Je fus immédiatement consulté pour l’analyse technique de l’incident. Les enregistrements vidéos et sensoriels du salon confirmaient qu’il y avait bien eu, durant une période de quelques secondes, une effraction corporelle sur une profondeur d’une dizaine de centimètres, durant laquelle l’hymen jusque là préservé de la Dance-Bot avait été déchiré. Mais ce qui nous laissait perplexe, c’était la façon dont la pénétration s’était passée. Ève était d’abord debout, cambrée en avant, appuyée contre le mur, et Thibault derrière comme souvent durant leurs jeux de fessée; son sexe raide, dressé à angle droit. Leurs corps s’étaient rapprochés d’un même mouvement jusqu’à ce que le sexe de Thibault repose près des reins, sur le haut du sillon des opulentes fesses d’Ève. En déroulant au ralenti l’enregistrement, il semblait bien que c’était Ève qui, en se surélevant sur la plante des pieds puis en poussant soudainement sa croupe vers l’arrière avait fait glisser le sexe de Thibault entre ses cuisses et donné le coup de rein fatal. D’ailleurs, le visage stupéfait de Thibault ressemblait à ce moment à celui d’un lapin pris de nuit dans le faisceau lumineux des phares d’une voiture, comme tétanisé de surprise, et il s’était retiré presqu’immédiatement… Le signal lumineux marquant la fin de la demi-heure avait curieusement clignoté à ce moment précis, et les deux n’avaient rien dit en se quittant…

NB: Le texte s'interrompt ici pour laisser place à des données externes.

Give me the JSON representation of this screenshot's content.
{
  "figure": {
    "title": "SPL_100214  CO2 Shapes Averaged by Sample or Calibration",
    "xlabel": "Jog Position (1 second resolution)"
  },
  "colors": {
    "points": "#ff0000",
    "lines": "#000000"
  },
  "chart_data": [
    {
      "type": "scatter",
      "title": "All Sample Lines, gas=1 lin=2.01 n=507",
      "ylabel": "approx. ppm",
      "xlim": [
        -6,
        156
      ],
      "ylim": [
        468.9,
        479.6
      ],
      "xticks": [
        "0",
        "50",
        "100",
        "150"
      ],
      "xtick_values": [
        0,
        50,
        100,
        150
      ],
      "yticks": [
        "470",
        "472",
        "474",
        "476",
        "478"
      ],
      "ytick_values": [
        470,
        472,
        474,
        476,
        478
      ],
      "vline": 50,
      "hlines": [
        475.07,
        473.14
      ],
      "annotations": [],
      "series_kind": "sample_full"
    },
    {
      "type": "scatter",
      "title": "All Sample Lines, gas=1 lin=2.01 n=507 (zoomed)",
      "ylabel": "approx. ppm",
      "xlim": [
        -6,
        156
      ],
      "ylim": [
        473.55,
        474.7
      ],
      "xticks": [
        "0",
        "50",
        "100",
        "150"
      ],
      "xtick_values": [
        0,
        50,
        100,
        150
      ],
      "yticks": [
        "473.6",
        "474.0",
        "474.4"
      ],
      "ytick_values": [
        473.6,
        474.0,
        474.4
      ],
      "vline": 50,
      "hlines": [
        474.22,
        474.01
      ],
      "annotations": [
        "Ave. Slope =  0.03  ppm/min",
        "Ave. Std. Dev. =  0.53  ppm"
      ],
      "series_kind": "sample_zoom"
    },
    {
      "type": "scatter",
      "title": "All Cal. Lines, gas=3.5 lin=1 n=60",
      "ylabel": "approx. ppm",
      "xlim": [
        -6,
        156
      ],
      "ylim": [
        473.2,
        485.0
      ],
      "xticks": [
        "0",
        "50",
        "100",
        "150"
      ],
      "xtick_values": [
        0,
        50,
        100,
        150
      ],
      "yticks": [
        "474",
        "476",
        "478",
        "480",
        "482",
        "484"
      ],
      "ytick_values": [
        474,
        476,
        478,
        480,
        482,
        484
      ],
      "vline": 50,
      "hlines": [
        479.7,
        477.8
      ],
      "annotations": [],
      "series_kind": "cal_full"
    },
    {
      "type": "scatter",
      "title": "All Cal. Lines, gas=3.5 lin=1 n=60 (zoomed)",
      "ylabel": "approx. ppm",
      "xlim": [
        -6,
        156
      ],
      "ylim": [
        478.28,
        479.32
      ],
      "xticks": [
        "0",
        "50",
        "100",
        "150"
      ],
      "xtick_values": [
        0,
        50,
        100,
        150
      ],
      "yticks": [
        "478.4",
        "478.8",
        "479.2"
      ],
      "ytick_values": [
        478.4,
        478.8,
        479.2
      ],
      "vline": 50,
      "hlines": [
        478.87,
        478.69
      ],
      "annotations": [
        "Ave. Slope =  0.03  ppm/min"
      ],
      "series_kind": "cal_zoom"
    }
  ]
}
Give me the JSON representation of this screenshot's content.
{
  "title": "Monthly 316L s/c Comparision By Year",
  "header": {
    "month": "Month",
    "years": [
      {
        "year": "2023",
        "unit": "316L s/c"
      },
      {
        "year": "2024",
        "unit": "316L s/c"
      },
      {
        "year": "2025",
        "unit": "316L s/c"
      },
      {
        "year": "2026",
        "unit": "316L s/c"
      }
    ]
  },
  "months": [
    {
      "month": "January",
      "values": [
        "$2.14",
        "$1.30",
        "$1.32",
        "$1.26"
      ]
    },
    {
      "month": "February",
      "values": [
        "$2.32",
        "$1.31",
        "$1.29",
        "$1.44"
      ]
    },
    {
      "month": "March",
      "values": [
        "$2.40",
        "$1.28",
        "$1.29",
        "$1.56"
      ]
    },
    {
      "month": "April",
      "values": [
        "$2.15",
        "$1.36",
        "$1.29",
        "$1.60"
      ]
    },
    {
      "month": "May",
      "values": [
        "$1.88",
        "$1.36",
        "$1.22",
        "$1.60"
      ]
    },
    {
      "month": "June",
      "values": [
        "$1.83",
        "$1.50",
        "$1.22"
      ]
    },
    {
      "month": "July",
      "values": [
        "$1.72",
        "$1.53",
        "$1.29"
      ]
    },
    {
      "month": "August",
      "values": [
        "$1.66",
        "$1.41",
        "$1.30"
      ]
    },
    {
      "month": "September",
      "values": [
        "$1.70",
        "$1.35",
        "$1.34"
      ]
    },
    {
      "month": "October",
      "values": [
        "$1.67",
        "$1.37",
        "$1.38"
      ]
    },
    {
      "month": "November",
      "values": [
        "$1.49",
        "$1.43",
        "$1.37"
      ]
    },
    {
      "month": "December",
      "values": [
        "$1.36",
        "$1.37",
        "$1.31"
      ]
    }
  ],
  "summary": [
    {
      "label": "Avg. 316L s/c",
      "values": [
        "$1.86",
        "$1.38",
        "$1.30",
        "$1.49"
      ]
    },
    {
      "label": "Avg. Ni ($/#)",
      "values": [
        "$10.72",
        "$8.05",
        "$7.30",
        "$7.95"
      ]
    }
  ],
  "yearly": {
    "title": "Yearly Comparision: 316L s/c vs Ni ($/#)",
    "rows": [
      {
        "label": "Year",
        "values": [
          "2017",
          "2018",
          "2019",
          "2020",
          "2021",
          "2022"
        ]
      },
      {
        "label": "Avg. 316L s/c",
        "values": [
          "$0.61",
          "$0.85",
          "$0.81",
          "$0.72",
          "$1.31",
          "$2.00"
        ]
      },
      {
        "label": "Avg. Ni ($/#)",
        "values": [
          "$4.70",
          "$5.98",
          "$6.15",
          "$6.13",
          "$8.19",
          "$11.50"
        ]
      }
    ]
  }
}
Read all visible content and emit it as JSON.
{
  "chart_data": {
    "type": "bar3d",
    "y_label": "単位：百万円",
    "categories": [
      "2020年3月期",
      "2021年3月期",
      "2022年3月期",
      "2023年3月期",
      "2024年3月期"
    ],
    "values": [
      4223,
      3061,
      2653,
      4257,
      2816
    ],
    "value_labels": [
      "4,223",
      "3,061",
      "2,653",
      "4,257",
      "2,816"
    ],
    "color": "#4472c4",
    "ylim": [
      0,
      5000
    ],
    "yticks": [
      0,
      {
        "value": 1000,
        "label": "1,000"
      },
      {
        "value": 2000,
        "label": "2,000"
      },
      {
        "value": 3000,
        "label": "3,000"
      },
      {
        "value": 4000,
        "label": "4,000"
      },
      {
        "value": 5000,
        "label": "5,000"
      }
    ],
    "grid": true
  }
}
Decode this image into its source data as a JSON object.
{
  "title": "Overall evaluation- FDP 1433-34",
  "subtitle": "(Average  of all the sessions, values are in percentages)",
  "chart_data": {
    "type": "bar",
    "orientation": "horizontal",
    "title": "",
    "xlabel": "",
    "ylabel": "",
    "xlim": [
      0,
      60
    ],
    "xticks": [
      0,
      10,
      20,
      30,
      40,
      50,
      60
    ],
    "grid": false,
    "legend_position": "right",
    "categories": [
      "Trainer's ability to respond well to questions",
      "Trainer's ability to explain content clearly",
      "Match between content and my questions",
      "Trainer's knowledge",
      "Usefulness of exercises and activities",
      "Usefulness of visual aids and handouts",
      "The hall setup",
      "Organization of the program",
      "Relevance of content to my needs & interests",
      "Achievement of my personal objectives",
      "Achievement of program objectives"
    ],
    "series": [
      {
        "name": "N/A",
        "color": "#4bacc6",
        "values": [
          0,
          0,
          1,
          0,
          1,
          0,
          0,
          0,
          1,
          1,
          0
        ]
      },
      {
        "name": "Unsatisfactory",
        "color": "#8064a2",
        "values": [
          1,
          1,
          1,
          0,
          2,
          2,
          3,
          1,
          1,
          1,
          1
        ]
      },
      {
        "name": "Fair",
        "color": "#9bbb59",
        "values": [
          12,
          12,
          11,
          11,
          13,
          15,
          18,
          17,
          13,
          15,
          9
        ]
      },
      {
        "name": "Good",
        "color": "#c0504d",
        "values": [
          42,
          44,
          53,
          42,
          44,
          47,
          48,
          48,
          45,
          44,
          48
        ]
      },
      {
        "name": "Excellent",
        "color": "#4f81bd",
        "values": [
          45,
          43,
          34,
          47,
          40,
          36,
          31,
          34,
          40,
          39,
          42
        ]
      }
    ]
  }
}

L’acte était grave et méritait assurément une lourde peine, mais il était à ce stade difficile de désigner un coupable. Thibault fut convoqué par notre Vénérable Guide en ma présence. Il se défendit avec véhémence et semblait sincère. Oui il avait tendance à se coller de trop près, oui son sexe s’était retrouvé posé « sur » la croupe d’Ève, oui il y avait bien eu pénétration, mais pas de son fait, il déclarait avoir été « pris par surprise »…

Quand Thibault fut parti, nous demeurâmes un moment silencieux. Puis notre Vénérable me demanda soudain : « Ismaël, penses-tu qu’une Dance-Bot puisse vouloir se venger ? ».